MARYSVILLE – With the 2020 U.S. Census only weeks away, residents are being urged to make themselves count by completing the brief survey that decides how federal tax dollars are divvied back into communities like Marysville.
In an age where life is more complicated and more Americans get their information from devices and gadgets, the Census is moving away from paper surveys as the main way to gather data, which might also save a little money, too. Residents will be able to respond to this Census on the internet, tablets or mobile phones, while Census workers in the field will use mobile phone apps.
Although the Census does not kick off officially until April 1, residents will be able to start self-responding online March 12. A notice will arrive in the mail explaining online and by-phone options. A follow-up reminder letter and postcard to take the survey will be sent to homes to get numbers up.
Residents who prefer the traditional paper Census will need to wait until April 8-16 for it to arrive in the mail.
A few weeks after April 1, census takers will start visiting homes that haven’t responded.
The Census is mandated under the Constitution, and the population has been counted every 10 years since 1790.
Lisa McLean, Census coordinator for Complete Count in Washington state, said participating in the Census is important to democracy and the distribution of political power. In 2010, for example, Washington state gained an extra seat in the U.S. House of Representatives.

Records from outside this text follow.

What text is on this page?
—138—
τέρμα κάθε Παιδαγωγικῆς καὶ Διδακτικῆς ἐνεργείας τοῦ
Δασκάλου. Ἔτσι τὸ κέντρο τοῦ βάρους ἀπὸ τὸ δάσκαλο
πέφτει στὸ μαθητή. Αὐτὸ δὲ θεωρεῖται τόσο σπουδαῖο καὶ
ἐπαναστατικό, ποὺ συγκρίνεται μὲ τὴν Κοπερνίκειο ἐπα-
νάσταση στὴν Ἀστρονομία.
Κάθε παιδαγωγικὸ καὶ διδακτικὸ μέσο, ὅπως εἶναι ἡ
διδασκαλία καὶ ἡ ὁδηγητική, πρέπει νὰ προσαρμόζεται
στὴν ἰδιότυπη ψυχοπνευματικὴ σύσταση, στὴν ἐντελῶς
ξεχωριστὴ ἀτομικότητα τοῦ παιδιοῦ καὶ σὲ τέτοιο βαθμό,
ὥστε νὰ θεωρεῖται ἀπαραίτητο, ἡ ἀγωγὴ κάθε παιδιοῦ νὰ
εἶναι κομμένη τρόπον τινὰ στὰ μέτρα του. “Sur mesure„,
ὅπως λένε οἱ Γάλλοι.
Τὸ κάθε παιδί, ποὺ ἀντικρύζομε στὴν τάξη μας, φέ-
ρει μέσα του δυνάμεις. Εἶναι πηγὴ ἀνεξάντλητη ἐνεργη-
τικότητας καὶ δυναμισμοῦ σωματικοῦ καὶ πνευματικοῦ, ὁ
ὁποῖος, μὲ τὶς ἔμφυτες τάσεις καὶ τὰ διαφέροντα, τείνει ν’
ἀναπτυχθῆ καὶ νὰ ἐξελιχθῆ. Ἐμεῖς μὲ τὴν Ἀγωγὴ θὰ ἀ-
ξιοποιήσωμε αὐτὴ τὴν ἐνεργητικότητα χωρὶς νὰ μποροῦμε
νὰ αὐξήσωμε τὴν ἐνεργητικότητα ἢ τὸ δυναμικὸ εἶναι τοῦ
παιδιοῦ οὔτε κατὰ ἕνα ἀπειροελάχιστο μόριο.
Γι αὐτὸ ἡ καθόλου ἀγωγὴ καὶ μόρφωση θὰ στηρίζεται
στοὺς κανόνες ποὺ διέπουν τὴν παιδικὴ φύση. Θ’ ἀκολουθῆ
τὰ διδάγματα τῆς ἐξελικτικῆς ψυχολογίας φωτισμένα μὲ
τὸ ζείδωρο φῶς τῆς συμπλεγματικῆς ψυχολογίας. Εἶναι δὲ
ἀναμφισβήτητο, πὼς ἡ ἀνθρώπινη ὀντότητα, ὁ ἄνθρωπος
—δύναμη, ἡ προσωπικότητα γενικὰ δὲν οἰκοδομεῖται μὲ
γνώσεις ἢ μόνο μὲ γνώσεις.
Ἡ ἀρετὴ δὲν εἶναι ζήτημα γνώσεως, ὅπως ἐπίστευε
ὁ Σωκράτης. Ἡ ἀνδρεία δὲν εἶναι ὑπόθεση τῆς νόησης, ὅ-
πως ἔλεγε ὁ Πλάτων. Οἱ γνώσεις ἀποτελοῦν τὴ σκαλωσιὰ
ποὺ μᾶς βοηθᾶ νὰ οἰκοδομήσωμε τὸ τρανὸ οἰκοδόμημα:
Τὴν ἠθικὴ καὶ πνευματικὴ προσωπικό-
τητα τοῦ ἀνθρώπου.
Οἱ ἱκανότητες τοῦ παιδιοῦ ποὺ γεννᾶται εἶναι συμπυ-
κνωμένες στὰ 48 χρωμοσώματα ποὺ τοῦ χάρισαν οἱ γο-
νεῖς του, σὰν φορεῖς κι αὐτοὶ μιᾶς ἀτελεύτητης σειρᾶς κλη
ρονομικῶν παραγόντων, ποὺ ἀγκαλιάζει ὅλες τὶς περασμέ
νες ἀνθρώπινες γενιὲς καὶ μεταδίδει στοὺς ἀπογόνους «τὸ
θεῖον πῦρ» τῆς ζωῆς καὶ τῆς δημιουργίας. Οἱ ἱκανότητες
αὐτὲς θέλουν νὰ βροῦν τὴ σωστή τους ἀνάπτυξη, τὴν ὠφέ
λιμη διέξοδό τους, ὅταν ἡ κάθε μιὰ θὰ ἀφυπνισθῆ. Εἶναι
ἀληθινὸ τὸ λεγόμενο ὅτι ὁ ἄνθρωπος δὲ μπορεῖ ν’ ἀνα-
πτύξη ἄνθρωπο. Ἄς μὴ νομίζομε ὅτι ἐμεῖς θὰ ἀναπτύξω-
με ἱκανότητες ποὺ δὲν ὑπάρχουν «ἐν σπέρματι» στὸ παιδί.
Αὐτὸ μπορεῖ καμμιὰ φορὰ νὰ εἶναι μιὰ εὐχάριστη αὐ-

But the most-important reason to participate is money. In 2016, the federal government dispersed $880 billion to local governments. Of that, $16.7 billion went to Washington state, or about $2,319 per person, helping fund health, education, housing, rural assistance, bridge and highway maintenance, and other areas.
The questionnaire reportedly takes about 10 minutes to answer 10 questions. The survey questions ask for a home address, how many live in the household; names, ages, gender and race of each person; and the relationship of each person in the home to each other.
McLean said the biggest obstacle about the Census is people don’t trust it, and general mistrust of government.
She explained that the Census is governed by Title 13 of the U.S. Code, confidential for 72 years, and it is information that can only be used for statistical purposes.
“The people who work for the Census Bureau are so committed to make sure that you understand they want to keep this information secret and private,” McLean said.
Local Census events
•March 12-20, 11 a.m.-2 p.m. Drop in and someone will walk you through the questionnaire and support you as needed. For details go to snohomishcountywa.gov/5418/2020-Census
•March 28, 10-11 a.m. Census 101 Training: What is it? Is it mandatory? Why is it important? What information will you need to provide? How will you be able to respond? Where to go if you have any questions? Marysville Historical Museum, 6805 Armar Road.